Voilà le message essentiel de ce roman, sublimé dans ce court paragraphe par Eric-Emmanuel Schmitt, qui tend, dans cet exercice romanesque, à nous faire parvenir son grand intérêt pour la philosophie, pour l’Histoire, pour cet héritage qui fait de nous ce que nous sommes, qu’on le veuille ou non.
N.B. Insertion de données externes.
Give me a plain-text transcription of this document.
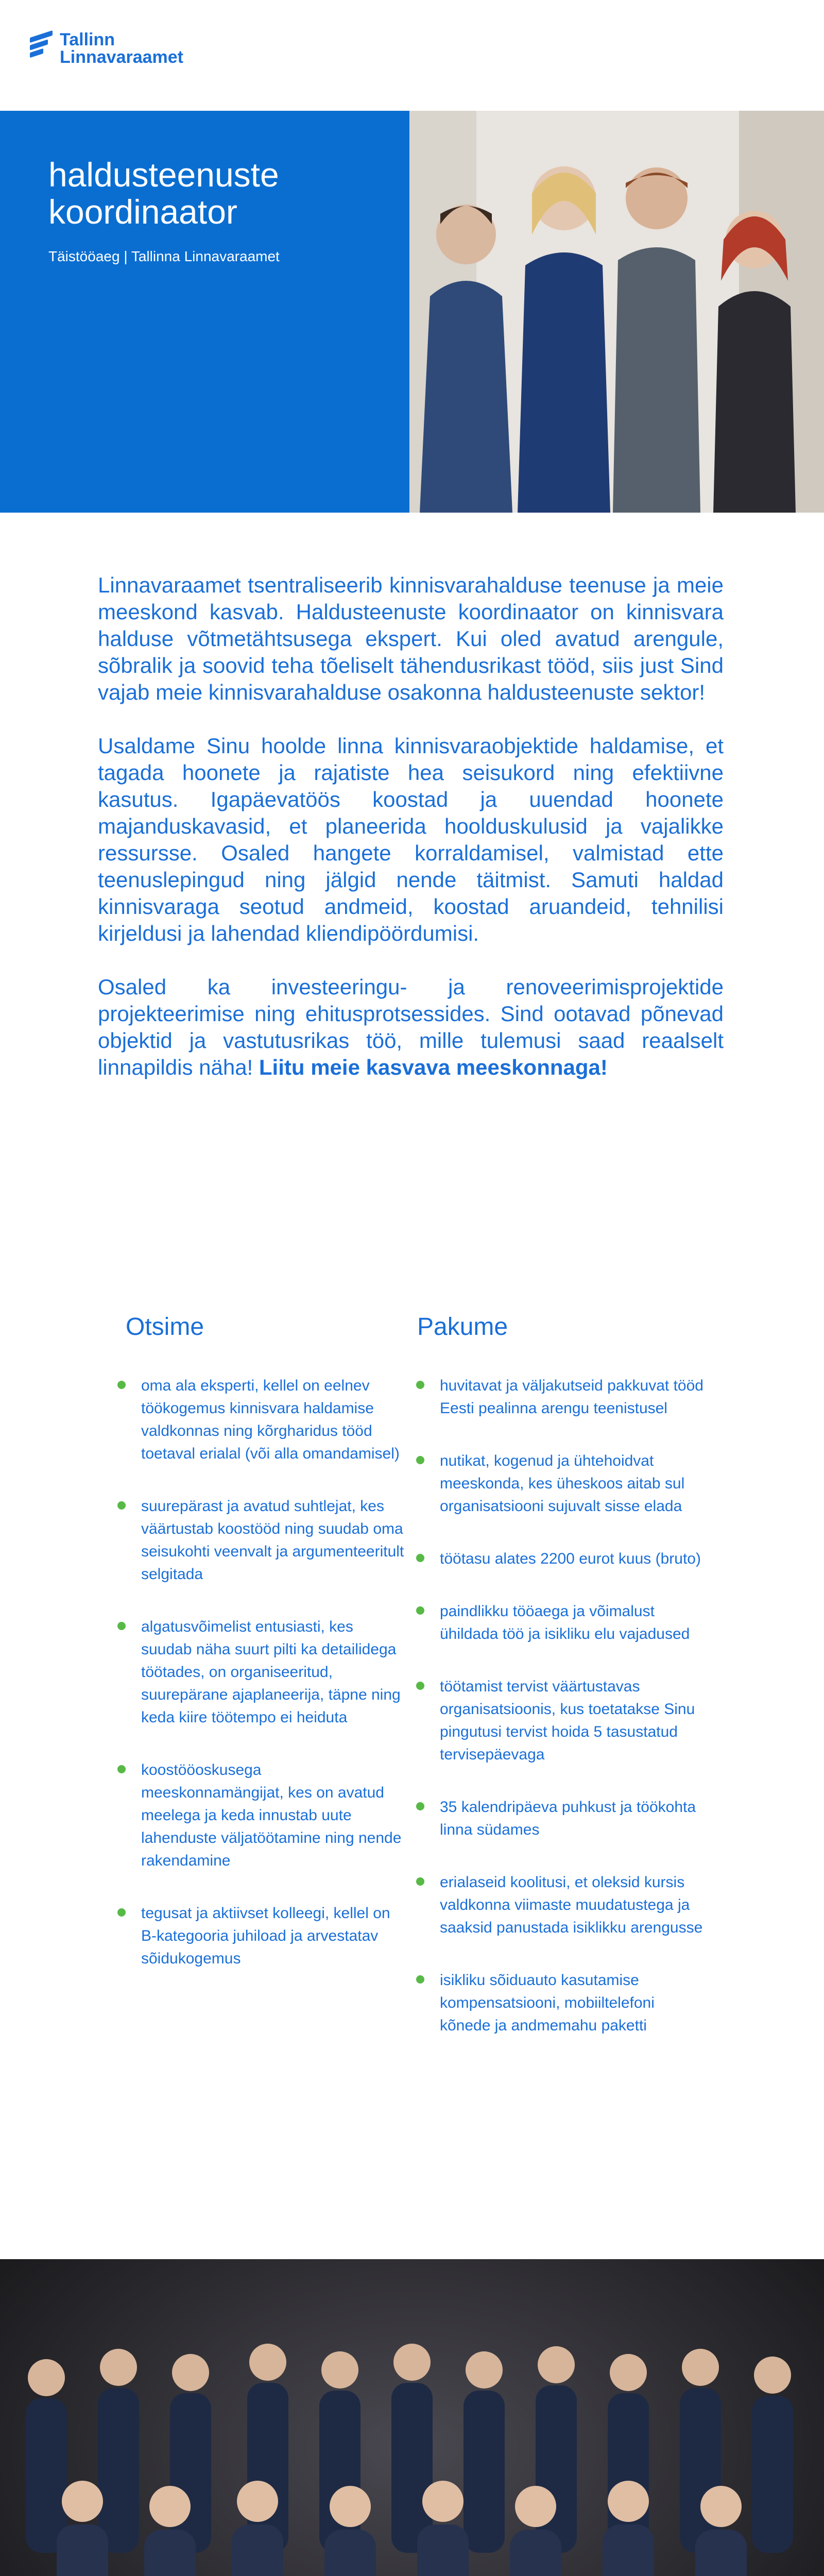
Tallinn
Linnavaraamet
haldusteenuste koordinaator
Täistööaeg | Tallinna Linnavaraamet

Linnavaraamet tsentraliseerib kinnisvarahalduse teenuse ja meie meeskond kasvab. Haldusteenuste koordinaator on kinnisvara halduse võtmetähtsusega ekspert. Kui oled avatud arengule, sõbralik ja soovid teha tõeliselt tähendusrikast tööd, siis just Sind vajab meie kinnisvarahalduse osakonna haldusteenuste sektor!

Usaldame Sinu hoolde linna kinnisvaraobjektide haldamise, et tagada hoonete ja rajatiste hea seisukord ning efektiivne kasutus. Igapäevatöös koostad ja uuendad hoonete majanduskavasid, et planeerida hoolduskulusid ja vajalikke ressursse. Osaled hangete korraldamisel, valmistad ette teenuslepingud ning jälgid nende täitmist. Samuti haldad kinnisvaraga seotud andmeid, koostad aruandeid, tehnilisi kirjeldusi ja lahendad kliendipöördumisi.

Osaled ka investeeringu- ja renoveerimisprojektide projekteerimise ning ehitusprotsessides. Sind ootavad põnevad objektid ja vastutusrikas töö, mille tulemusi saad reaalselt linnapildis näha! Liitu meie kasvava meeskonnaga!

Otsime
oma ala eksperti, kellel on eelnev töökogemus kinnisvara haldamise valdkonnas ning kõrgharidus tööd toetaval erialal (või alla omandamisel)
suurepärast ja avatud suhtlejat, kes väärtustab koostööd ning suudab oma seisukohti veenvalt ja argumenteeritult selgitada
algatusvõimelist entusiasti, kes suudab näha suurt pilti ka detailidega töötades, on organiseeritud, suurepärane ajaplaneerija, täpne ning keda kiire töötempo ei heiduta
koostööoskusega meeskonnamängijat, kes on avatud meelega ja keda innustab uute lahenduste väljatöötamine ning nende rakendamine
tegusat ja aktiivset kolleegi, kellel on B-kategooria juhiload ja arvestatav sõidukogemus
Pakume
huvitavat ja väljakutseid pakkuvat tööd Eesti pealinna arengu teenistusel
nutikat, kogenud ja ühtehoidvat meeskonda, kes üheskoos aitab sul organisatsiooni sujuvalt sisse elada
töötasu alates 2200 eurot kuus (bruto)
paindlikku tööaega ja võimalust ühildada töö ja isikliku elu vajadused
töötamist tervist väärtustavas organisatsioonis, kus toetatakse Sinu pingutusi tervist hoida 5 tasustatud tervisepäevaga
35 kalendripäeva puhkust ja töökohta linna südames
erialaseid koolitusi, et oleksid kursis valdkonna viimaste muudatustega ja saaksid panustada isiklikku arengusse
isikliku sõiduauto kasutamise kompensatsiooni, mobiiltelefoni kõnede ja andmemahu paketti
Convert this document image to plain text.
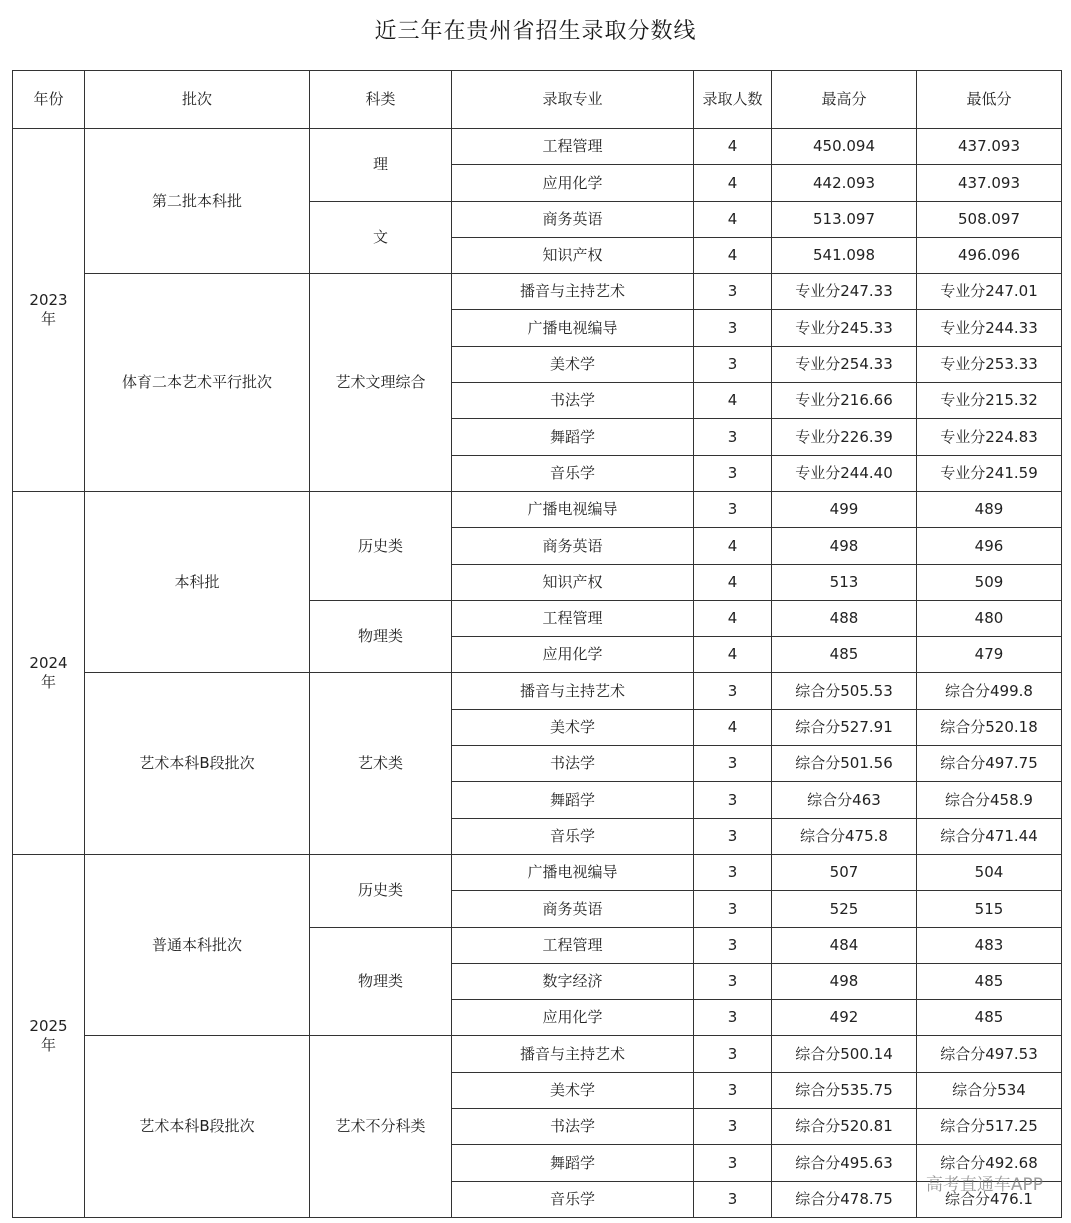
近三年在贵州省招生录取分数线
年份	批次	科类	录取专业	录取人数	最高分	最低分
2023 年	第二批本科批	理	工程管理	4	450.094	437.093
			应用化学	4	442.093	437.093
		文	商务英语	4	513.097	508.097
			知识产权	4	541.098	496.096
	体育二本艺术平行批次	艺术文理综合	播音与主持艺术	3	专业分247.33	专业分247.01
			广播电视编导	3	专业分245.33	专业分244.33
			美术学	3	专业分254.33	专业分253.33
			书法学	4	专业分216.66	专业分215.32
			舞蹈学	3	专业分226.39	专业分224.83
			音乐学	3	专业分244.40	专业分241.59
2024 年	本科批	历史类	广播电视编导	3	499	489
			商务英语	4	498	496
			知识产权	4	513	509
		物理类	工程管理	4	488	480
			应用化学	4	485	479
	艺术本科B段批次	艺术类	播音与主持艺术	3	综合分505.53	综合分499.8
			美术学	4	综合分527.91	综合分520.18
			书法学	3	综合分501.56	综合分497.75
			舞蹈学	3	综合分463	综合分458.9
			音乐学	3	综合分475.8	综合分471.44
2025 年	普通本科批次	历史类	广播电视编导	3	507	504
			商务英语	3	525	515
		物理类	工程管理	3	484	483
			数字经济	3	498	485
			应用化学	3	492	485
	艺术本科B段批次	艺术不分科类	播音与主持艺术	3	综合分500.14	综合分497.53
			美术学	3	综合分535.75	综合分534
			书法学	3	综合分520.81	综合分517.25
			舞蹈学	3	综合分495.63	综合分492.68
			音乐学	3	综合分478.75	综合分476.1
高考直通车APP
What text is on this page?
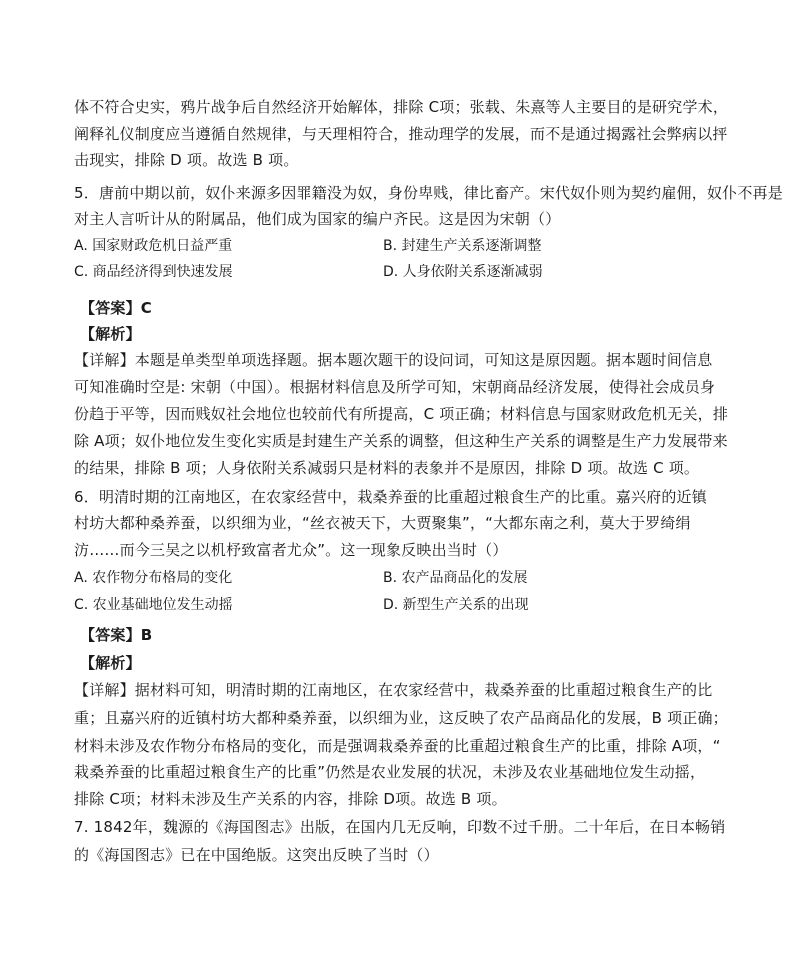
体不符合史实，鸦片战争后自然经济开始解体，排除 C项；张载、朱熹等人主要目的是研究学术，
阐释礼仪制度应当遵循自然规律，与天理相符合，推动理学的发展，而不是通过揭露社会弊病以抨
击现实，排除 D 项。故选 B 项。
5．唐前中期以前，奴仆来源多因罪籍没为奴，身份卑贱，律比畜产。宋代奴仆则为契约雇佣，奴仆不再是
对主人言听计从的附属品，他们成为国家的编户齐民。这是因为宋朝（）
A. 国家财政危机日益严重	B. 封建生产关系逐渐调整
C. 商品经济得到快速发展	D. 人身依附关系逐渐减弱
【答案】C
【解析】
【详解】本题是单类型单项选择题。据本题次题干的设问词，可知这是原因题。据本题时间信息
可知准确时空是: 宋朝（中国）。根据材料信息及所学可知，宋朝商品经济发展，使得社会成员身
份趋于平等，因而贱奴社会地位也较前代有所提高，C 项正确；材料信息与国家财政危机无关，排
除 A项；奴仆地位发生变化实质是封建生产关系的调整，但这种生产关系的调整是生产力发展带来
的结果，排除 B 项；人身依附关系减弱只是材料的表象并不是原因，排除 D 项。故选 C 项。
6．明清时期的江南地区，在农家经营中，栽桑养蚕的比重超过粮食生产的比重。嘉兴府的近镇
村坊大都种桑养蚕，以织细为业，“丝衣被天下，大贾聚集”，“大都东南之利，莫大于罗绮绢
汸……而今三吴之以机杼致富者尤众”。这一现象反映出当时（）
A. 农作物分布格局的变化	B. 农产品商品化的发展
C. 农业基础地位发生动摇	D. 新型生产关系的出现
【答案】B
【解析】
【详解】据材料可知，明清时期的江南地区，在农家经营中，栽桑养蚕的比重超过粮食生产的比
重；且嘉兴府的近镇村坊大都种桑养蚕，以织细为业，这反映了农产品商品化的发展，B 项正确；
材料未涉及农作物分布格局的变化，而是强调栽桑养蚕的比重超过粮食生产的比重，排除 A项，“
栽桑养蚕的比重超过粮食生产的比重”仍然是农业发展的状况，未涉及农业基础地位发生动摇，
排除 C项；材料未涉及生产关系的内容，排除 D项。故选 B 项。
7. 1842年，魏源的《海国图志》出版，在国内几无反响，印数不过千册。二十年后，在日本畅销
的《海国图志》已在中国绝版。这突出反映了当时（）
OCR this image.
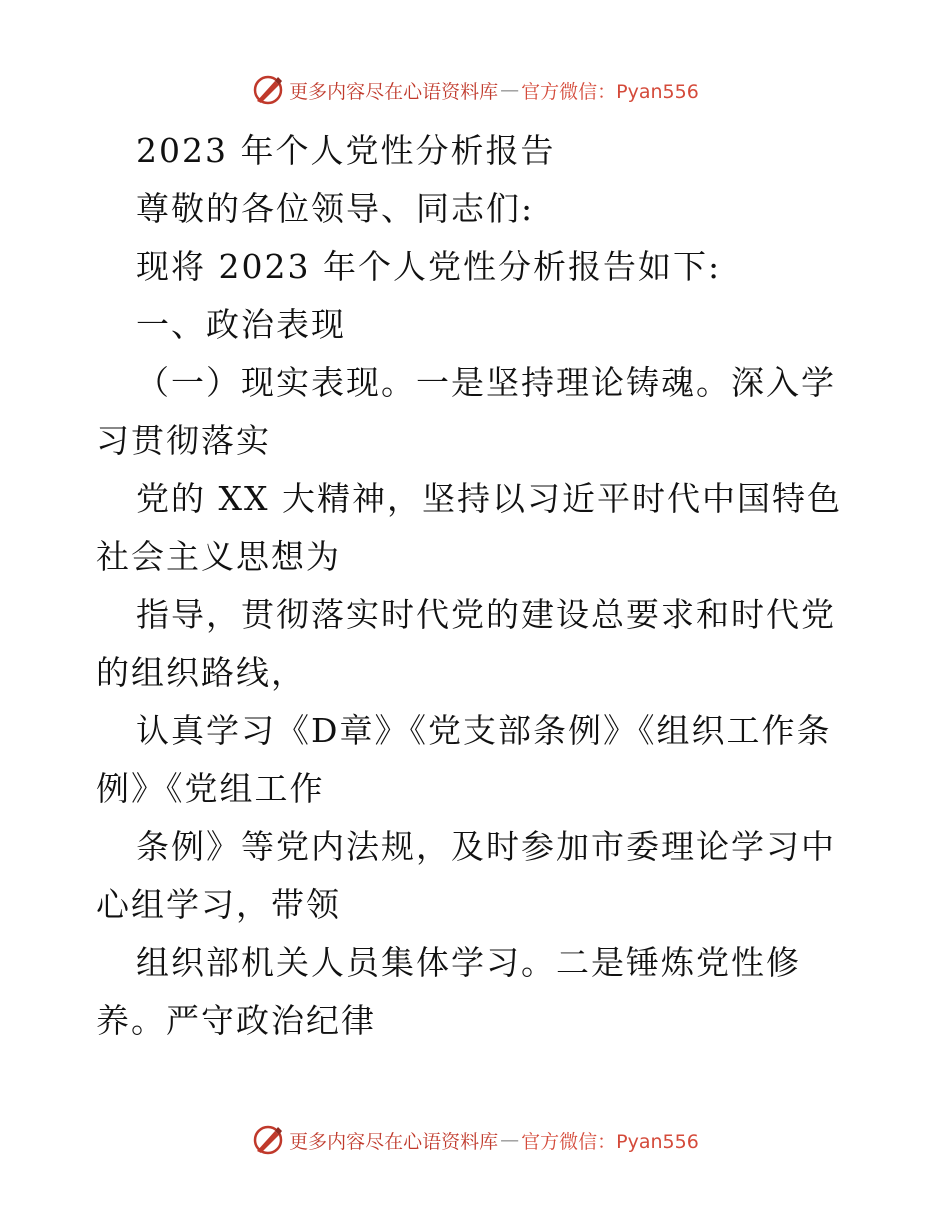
更多内容尽在心语资料库 — 官方微信：Pyan556

2023 年个人党性分析报告

尊敬的各位领导、同志们:

现将 2023 年个人党性分析报告如下:

一、政治表现

（一）现实表现。一是坚持理论铸魂。深入学习贯彻落实

党的 XX 大精神，坚持以习近平时代中国特色社会主义思想为

指导，贯彻落实时代党的建设总要求和时代党的组织路线，

认真学习《D章》《党支部条例》《组织工作条例》《党组工作

条例》等党内法规，及时参加市委理论学习中心组学习，带领

组织部机关人员集体学习。二是锤炼党性修养。严守政治纪律

更多内容尽在心语资料库 — 官方微信：Pyan556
Loin d’être, malgré tout, une ode à la Chine, le roman jouit d’une certaine clairvoyance: le monde n’est pas toujours dicté par la limpide pensée de Confucius, et nombreux sont ceux, même en Chine, qui oublient les fondements de ces Entretiens. Parce qu’en Chine, comme partout, le Mal s’immisce: sexe, argent, pouvoir, ici comme ailleurs, les tentations sont nombreuses pour tirer les Hommes hors des sentiers fleuris et balisés.
« Notre pays devient une fabrique d’égoïstes surveillés par des névrosés. »
J’ai réellement hâte d’être à demain et d’entendre l’auteur en parler de lui-même, avec ses mots, ces mots qui font sa pensée, sa pensée qui a guidé sa plume dans l’écriture de ce texte, mi-roman, mi-conte philosophique, une oeuvre dont nous parlerons longtemps, quoiqu’il en soit!

Les dix enfants que madame Ming n’a jamais eus, d’Eric-Emmanuel Schmitt, Ed. Albin Michel, 115 pages.